CHAPTER TWO

327 Words
Chapter Two – Ghosts in the Hallway Seeing this person almost every day was its own quiet thrill—a flicker of excitement on otherwise grey mornings. They’d pass in the corridor or drift through the cafeteria, sunlight pooling on their skin, words floating around them like music no one else could hear. But something felt off. It wasn’t them. It was me. I knew—deep down, in that stubborn, scarred part of myself—that there was no way this person would ever look at me the way I saw them. So I buried the hope even as it pressed quietly against my ribs. I’m good at detachment. Good at turning off feelings before they dig their roots in too deep. Detaching from thoughts, from people, from the world—it’s almost a talent now. So I did my thing. I let myself fade back into the routine: wake up, go to class, count the cracks in the ceiling, keep myself small. I whispered to myself, “It was never them.” Maybe it was true. I think, really, I loved the idea of us—the dream of what might be. If it ever became real, I’m not sure I’d even know what to do with it. Sometimes I think I want to be loved, but most days, the thought terrifies me more than being alone. There’s a patchwork of old hurts stitched inside me: fear of abandonment, fear of being loved, fear of everything except, maybe, death.
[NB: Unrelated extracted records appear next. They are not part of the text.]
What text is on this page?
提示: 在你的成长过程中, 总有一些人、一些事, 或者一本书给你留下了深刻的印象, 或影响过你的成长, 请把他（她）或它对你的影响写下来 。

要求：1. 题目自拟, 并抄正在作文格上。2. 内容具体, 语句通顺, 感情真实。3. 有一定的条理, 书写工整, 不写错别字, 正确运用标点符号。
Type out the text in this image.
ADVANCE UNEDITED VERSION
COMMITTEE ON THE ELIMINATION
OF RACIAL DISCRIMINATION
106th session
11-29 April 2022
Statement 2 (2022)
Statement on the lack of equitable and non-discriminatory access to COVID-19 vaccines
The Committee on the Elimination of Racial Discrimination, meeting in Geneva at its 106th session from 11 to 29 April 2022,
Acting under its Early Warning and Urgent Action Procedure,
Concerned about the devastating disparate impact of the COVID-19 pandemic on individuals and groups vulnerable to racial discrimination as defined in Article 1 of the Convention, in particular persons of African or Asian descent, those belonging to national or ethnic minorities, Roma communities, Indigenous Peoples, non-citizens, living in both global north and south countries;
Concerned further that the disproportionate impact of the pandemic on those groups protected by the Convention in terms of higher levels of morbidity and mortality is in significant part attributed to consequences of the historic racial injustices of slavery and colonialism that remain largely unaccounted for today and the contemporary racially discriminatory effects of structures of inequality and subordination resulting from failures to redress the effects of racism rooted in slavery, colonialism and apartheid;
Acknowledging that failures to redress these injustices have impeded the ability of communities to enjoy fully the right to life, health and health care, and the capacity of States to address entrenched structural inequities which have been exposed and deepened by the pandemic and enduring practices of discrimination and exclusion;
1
Every smile felt like a mask; every crush a secret I was better off keeping. I wondered, does everyone else feel this haunted, or am I the only one floating through class as a ghost? Maybe that’s my superpower—vanishing before anyone gets too close, before hope turns into something that could shatter me. And so I watched from a distance, carrying my feelings like fragile glass. Detached. Comfortable, almost, in the ache of not-belonging.